In personal injury cases where the injured plaintiff alleges medical treatment will be required in the future, it is relatively common for the parties to hire “life care planners” to quantify that treatment. There are two key steps to a life care plan. 1) What treatment is projected? 2) What is the cost? Many life-care planners are not doctors. They are instead health care economists, rehabilitation counselors, or other medical professionals. Where the life care planner is not a doctor, the life care planner cannot take step one. Instead, someone else must complete step one, the life care planner then performs step two.

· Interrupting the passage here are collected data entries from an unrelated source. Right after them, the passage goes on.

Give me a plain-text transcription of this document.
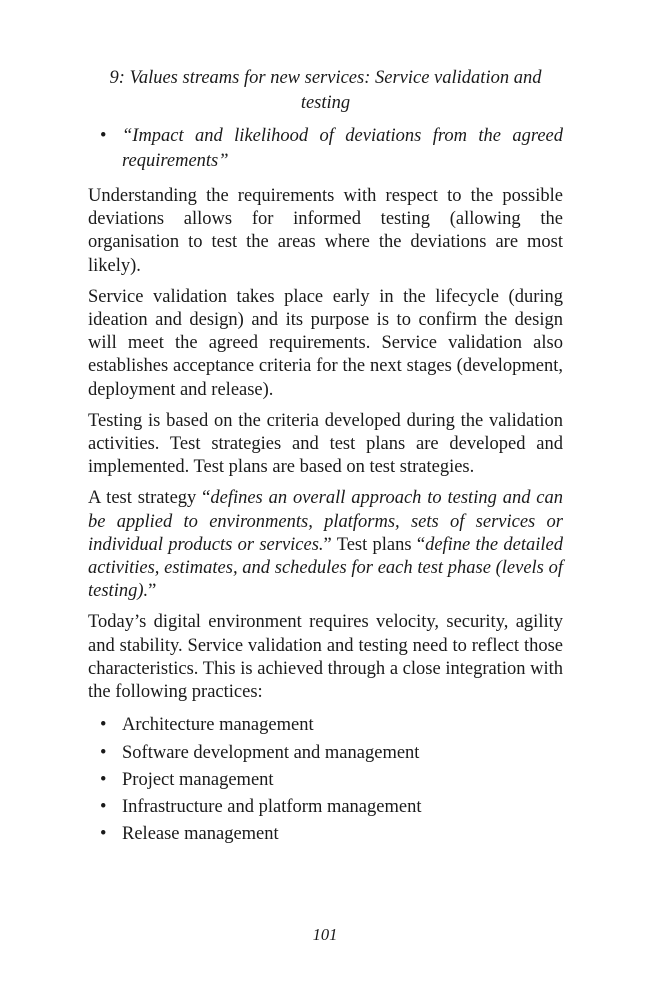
9: Values streams for new services: Service validation and testing
• “Impact and likelihood of deviations from the agreed requirements”

Understanding the requirements with respect to the possible deviations allows for informed testing (allowing the organisation to test the areas where the deviations are most likely).

Service validation takes place early in the lifecycle (during ideation and design) and its purpose is to confirm the design will meet the agreed requirements. Service validation also establishes acceptance criteria for the next stages (development, deployment and release).

Testing is based on the criteria developed during the validation activities. Test strategies and test plans are developed and implemented. Test plans are based on test strategies.

A test strategy “defines an overall approach to testing and can be applied to environments, platforms, sets of services or individual products or services.” Test plans “define the detailed activities, estimates, and schedules for each test phase (levels of testing).”

Today’s digital environment requires velocity, security, agility and stability. Service validation and testing need to reflect those characteristics. This is achieved through a close integration with the following practices:

• Architecture management
• Software development and management
• Project management
• Infrastructure and platform management
• Release management
101
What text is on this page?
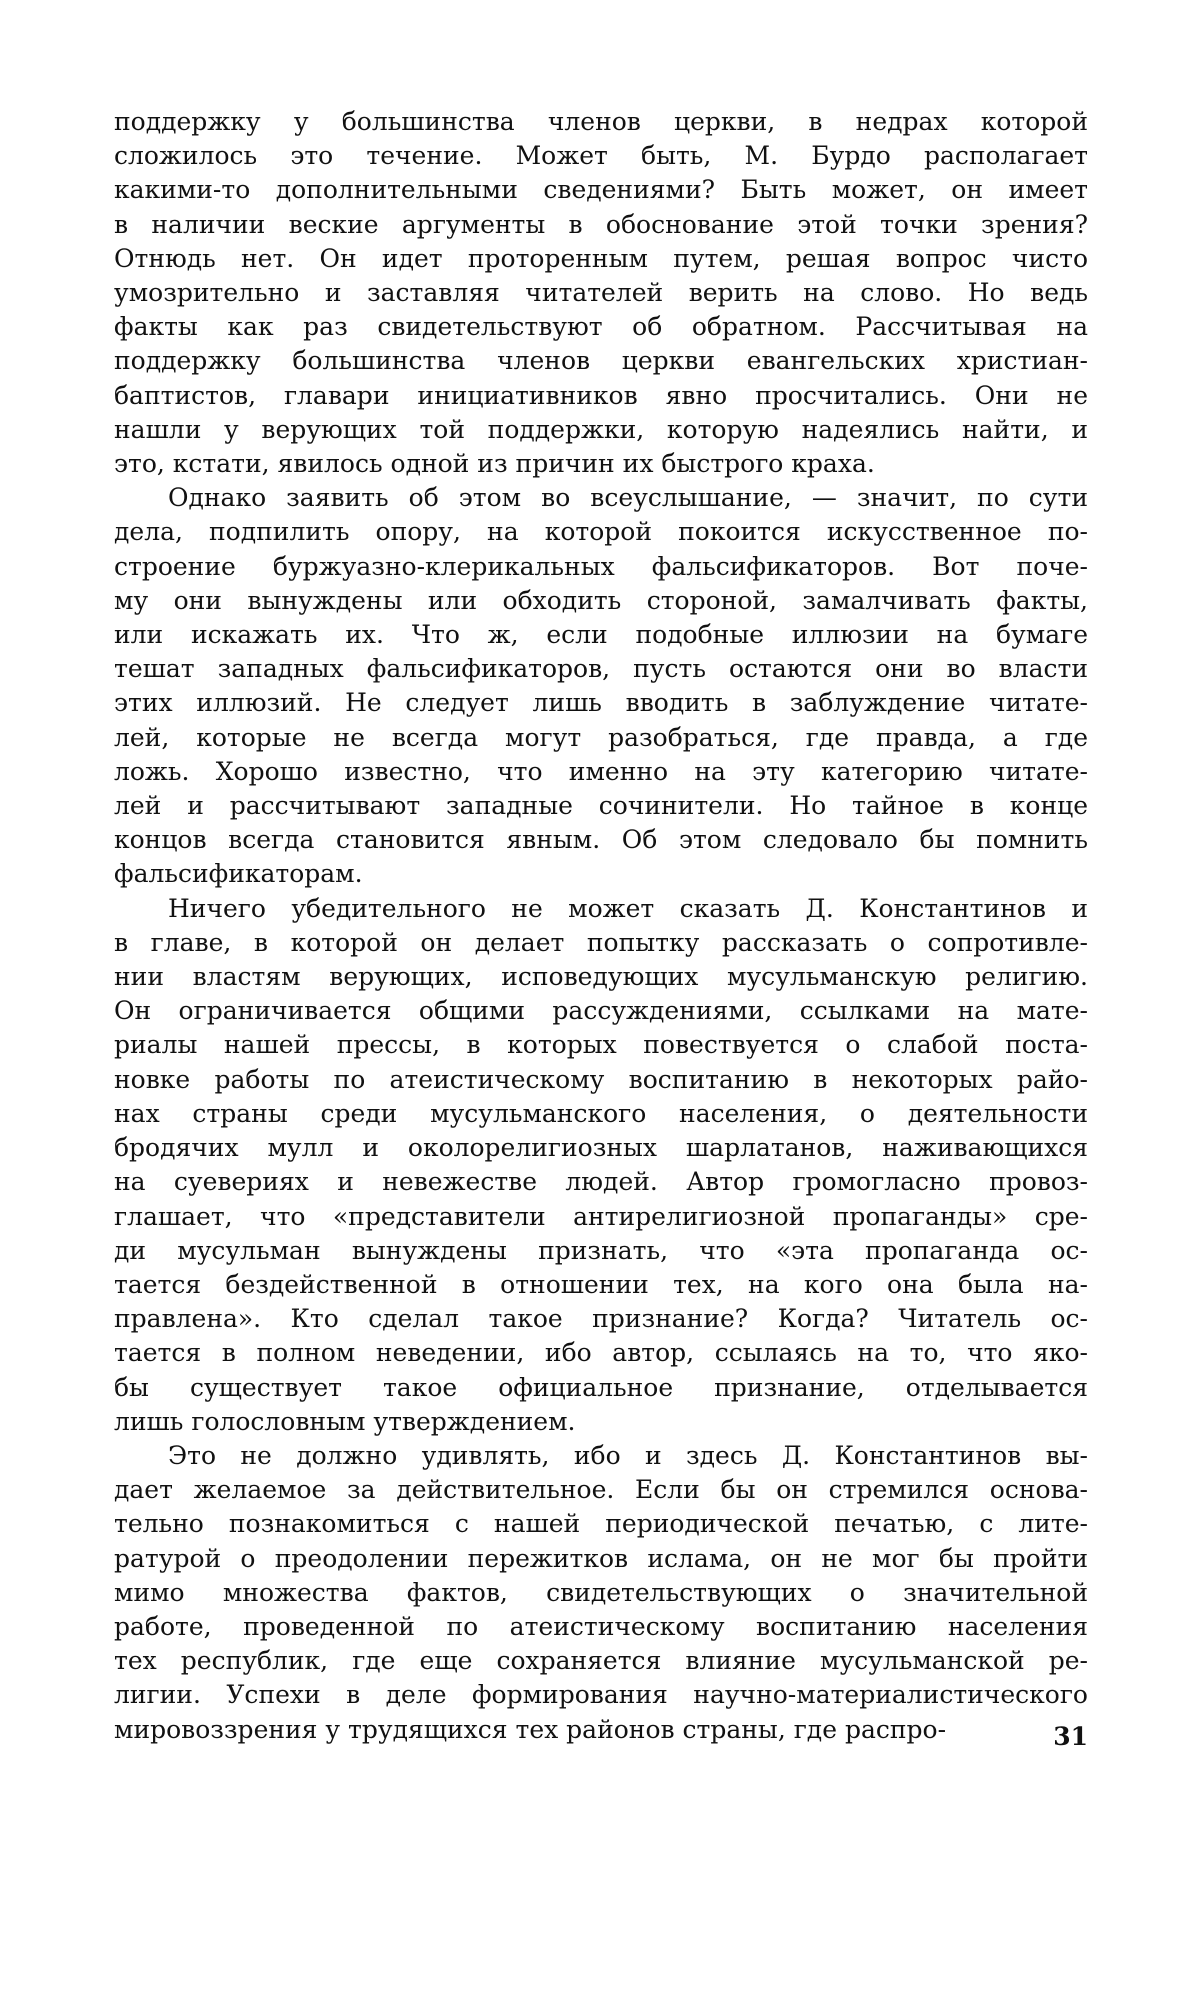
поддержку у большинства членов церкви, в недрах которой
сложилось это течение. Может быть, М. Бурдо располагает
какими-то дополнительными сведениями? Быть может, он имеет
в наличии веские аргументы в обоснование этой точки зрения?
Отнюдь нет. Он идет проторенным путем, решая вопрос чисто
умозрительно и заставляя читателей верить на слово. Но ведь
факты как раз свидетельствуют об обратном. Рассчитывая на
поддержку большинства членов церкви евангельских христиан-
баптистов, главари инициативников явно просчитались. Они не
нашли у верующих той поддержки, которую надеялись найти, и
это, кстати, явилось одной из причин их быстрого краха.
Однако заявить об этом во всеуслышание, — значит, по сути
дела, подпилить опору, на которой покоится искусственное по-
строение буржуазно-клерикальных фальсификаторов. Вот поче-
му они вынуждены или обходить стороной, замалчивать факты,
или искажать их. Что ж, если подобные иллюзии на бумаге
тешат западных фальсификаторов, пусть остаются они во власти
этих иллюзий. Не следует лишь вводить в заблуждение читате-
лей, которые не всегда могут разобраться, где правда, а где
ложь. Хорошо известно, что именно на эту категорию читате-
лей и рассчитывают западные сочинители. Но тайное в конце
концов всегда становится явным. Об этом следовало бы помнить
фальсификаторам.
Ничего убедительного не может сказать Д. Константинов и
в главе, в которой он делает попытку рассказать о сопротивле-
нии властям верующих, исповедующих мусульманскую религию.
Он ограничивается общими рассуждениями, ссылками на мате-
риалы нашей прессы, в которых повествуется о слабой поста-
новке работы по атеистическому воспитанию в некоторых райо-
нах страны среди мусульманского населения, о деятельности
бродячих мулл и околорелигиозных шарлатанов, наживающихся
на суевериях и невежестве людей. Автор громогласно провоз-
глашает, что «представители антирелигиозной пропаганды» сре-
ди мусульман вынуждены признать, что «эта пропаганда ос-
тается бездейственной в отношении тех, на кого она была на-
правлена». Кто сделал такое признание? Когда? Читатель ос-
тается в полном неведении, ибо автор, ссылаясь на то, что яко-
бы существует такое официальное признание, отделывается
лишь голословным утверждением.
Это не должно удивлять, ибо и здесь Д. Константинов вы-
дает желаемое за действительное. Если бы он стремился основа-
тельно познакомиться с нашей периодической печатью, с лите-
ратурой о преодолении пережитков ислама, он не мог бы пройти
мимо множества фактов, свидетельствующих о значительной
работе, проведенной по атеистическому воспитанию населения
тех республик, где еще сохраняется влияние мусульманской ре-
лигии. Успехи в деле формирования научно-материалистического
мировоззрения у трудящихся тех районов страны, где распро-	31
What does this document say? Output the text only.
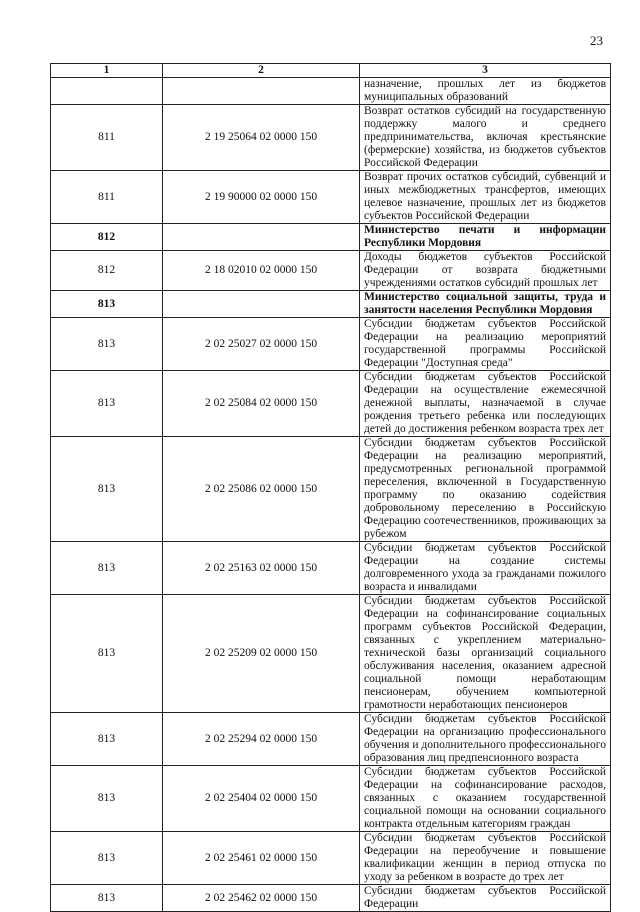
23
1	2	3
		назначение, прошлых лет из бюджетов муниципальных образований
811	2 19 25064 02 0000 150	Возврат остатков субсидий на государственную поддержку малого и среднего предпринимательства, включая крестьянские (фермерские) хозяйства, из бюджетов субъектов Российской Федерации
811	2 19 90000 02 0000 150	Возврат прочих остатков субсидий, субвенций и иных межбюджетных трансфертов, имеющих целевое назначение, прошлых лет из бюджетов субъектов Российской Федерации
812		Министерство печати и информации Республики Мордовия
812	2 18 02010 02 0000 150	Доходы бюджетов субъектов Российской Федерации от возврата бюджетными учреждениями остатков субсидий прошлых лет
813		Министерство социальной защиты, труда и занятости населения Республики Мордовия
813	2 02 25027 02 0000 150	Субсидии бюджетам субъектов Российской Федерации на реализацию мероприятий государственной программы Российской Федерации "Доступная среда"
813	2 02 25084 02 0000 150	Субсидии бюджетам субъектов Российской Федерации на осуществление ежемесячной денежной выплаты, назначаемой в случае рождения третьего ребенка или последующих детей до достижения ребенком возраста трех лет
813	2 02 25086 02 0000 150	Субсидии бюджетам субъектов Российской Федерации на реализацию мероприятий, предусмотренных региональной программой переселения, включенной в Государственную программу по оказанию содействия добровольному переселению в Российскую Федерацию соотечественников, проживающих за рубежом
813	2 02 25163 02 0000 150	Субсидии бюджетам субъектов Российской Федерации на создание системы долговременного ухода за гражданами пожилого возраста и инвалидами
813	2 02 25209 02 0000 150	Субсидии бюджетам субъектов Российской Федерации на софинансирование социальных программ субъектов Российской Федерации, связанных с укреплением материально-технической базы организаций социального обслуживания населения, оказанием адресной социальной помощи неработающим пенсионерам, обучением компьютерной грамотности неработающих пенсионеров
813	2 02 25294 02 0000 150	Субсидии бюджетам субъектов Российской Федерации на организацию профессионального обучения и дополнительного профессионального образования лиц предпенсионного возраста
813	2 02 25404 02 0000 150	Субсидии бюджетам субъектов Российской Федерации на софинансирование расходов, связанных с оказанием государственной социальной помощи на основании социального контракта отдельным категориям граждан
813	2 02 25461 02 0000 150	Субсидии бюджетам субъектов Российской Федерации на переобучение и повышение квалификации женщин в период отпуска по уходу за ребенком в возрасте до трех лет
813	2 02 25462 02 0000 150	Субсидии бюджетам субъектов Российской Федерации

That is what plaintiff’s life care planner should have done, but didn’t in Lologo v. Wal-Mart Stores, Inc. Dawn Cook, RN projected more than $3,000,000 in care. “In creating this life care plan, Nurse Cook reviewed Ms. Lologo’s medical records and interviewed Ms. Lologo and her family, but failed to interview or obtain recommendations from Ms. Lologo’s treating physicians.” Though likely qualified as a life care planner, “nothing in her education or experience qualifies her to diagnose an individual’s spinal injuries, state what course of treatment will be necessary for those injuries, or predict a person’s prospects of long-term recovery after treatment.” Someone did not perform step 1, meaning Nurse Cook could not take step 2. “Therefore, because Nurse Cook did not consult Ms. Lologo’s treating physicians in forming her long-term care plan, the Court finds that her opinions are based on insufficient facts or data and must be excluded.”
That is not the only time I have read of life care planners skipping step 1. Pay attention to the underlying data supporting opinions.
 2:13-cv-1493, 2016 U.S. Dist. LEXIS 100559 (D. Nev. July 29, 2016).